You know, users have to have a strange mixture of quickness and patience. Like you got to hit the keys to get at the systems boot settings or wait for stuff to download and install. The skillful can do it without a hint of frustration. It is an acquired skill. Been looking for work lately, which requires much the same skill. In my virtual Linuxville abode, I've also been playing with Virtualbox. This is a great program. It allows you to run one operating system as the guest of another. This means that I am running say XP as if it were an application inside of Ubuntu Linux. I could have used an emulator, but they are limited compared to running the full OS. So, this morning I installed XP as a guest virtual machine in Virtualbox which runs on Ubuntu Linux. I actually installed it 3 times because I could not get the mouse to work correctly. It took 3 times before I realized it was not a problem with XP or with Virtualbox or with Ubuntu Linux. The problem was with the Desktop Effects that I had enabled. I saw this in one of the forums while googling for answers. I turned off the desktop effects (no more wobbly windows) and it all worked fine. I just can't wobble and go virtual at the same time, no big deal. Why do this? I no longer have to dual boot which means using one OS or the other. Virtual machines means both OS's running at the same time. Of course this also means sharing resources, if you have less than 512MB of memory things might be a tad bit slow or not run at all. But, having most of what I need in Linux there are only a few things I want that only run in XP. As much as I do not care for MS Internet Explorer, many government agencies have concluded that MS IE is the standard. These government web sites only work correctly with MS IE. Sorry Firefox fans, your gov does not care for security or your access ability. What's the upside to this? Running XP as a virtual machine means that MS does not dominate my computer, to see it in a small window makes me laugh and I can delete the installation with one click, no harm done. You can even fool your friends by running XP full screen, they won't even know Linux is there.

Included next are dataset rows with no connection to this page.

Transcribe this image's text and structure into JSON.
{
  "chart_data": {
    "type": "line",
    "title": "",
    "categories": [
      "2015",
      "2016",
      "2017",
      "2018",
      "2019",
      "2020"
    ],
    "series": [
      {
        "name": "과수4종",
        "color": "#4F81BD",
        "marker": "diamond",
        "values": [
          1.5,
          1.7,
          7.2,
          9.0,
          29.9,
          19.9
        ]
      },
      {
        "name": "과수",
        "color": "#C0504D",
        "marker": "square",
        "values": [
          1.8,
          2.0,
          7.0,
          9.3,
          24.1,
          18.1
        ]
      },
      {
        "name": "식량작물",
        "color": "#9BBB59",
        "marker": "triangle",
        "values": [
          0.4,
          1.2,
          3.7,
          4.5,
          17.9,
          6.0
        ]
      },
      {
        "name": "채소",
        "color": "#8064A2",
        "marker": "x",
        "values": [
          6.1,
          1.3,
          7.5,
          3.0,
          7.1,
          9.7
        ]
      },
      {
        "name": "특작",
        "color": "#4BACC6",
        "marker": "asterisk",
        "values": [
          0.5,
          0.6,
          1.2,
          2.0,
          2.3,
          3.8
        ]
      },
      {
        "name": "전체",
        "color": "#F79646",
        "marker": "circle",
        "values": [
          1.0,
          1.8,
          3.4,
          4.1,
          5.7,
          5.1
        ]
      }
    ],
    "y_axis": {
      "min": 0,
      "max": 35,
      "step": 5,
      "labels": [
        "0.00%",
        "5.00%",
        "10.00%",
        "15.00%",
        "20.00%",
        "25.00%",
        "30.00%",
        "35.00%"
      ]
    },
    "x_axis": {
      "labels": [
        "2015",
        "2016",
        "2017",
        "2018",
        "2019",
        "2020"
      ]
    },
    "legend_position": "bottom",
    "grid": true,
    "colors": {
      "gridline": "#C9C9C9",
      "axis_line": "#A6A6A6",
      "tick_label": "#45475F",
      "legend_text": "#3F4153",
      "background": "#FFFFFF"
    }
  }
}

The other thing here is I got a DVD-rom drive. It doesn't burn but it reads so that is a big upgrade to my system. Ubuntu provides many DVD tools but codecs for reading commercial DVD's are found elsewhere on the internet. I'll leave it too you to haggle over legal or illegal. A number of Linux distributions come as a bootable DVD iso. They contain everything, OS, applications, everything. I will get a burner in the distant future. Why not empty your filling hard drive of vulnerable photo collections and music files onto DVD's for safe keeping.
I guess I got to get back to work looking for work, see ya!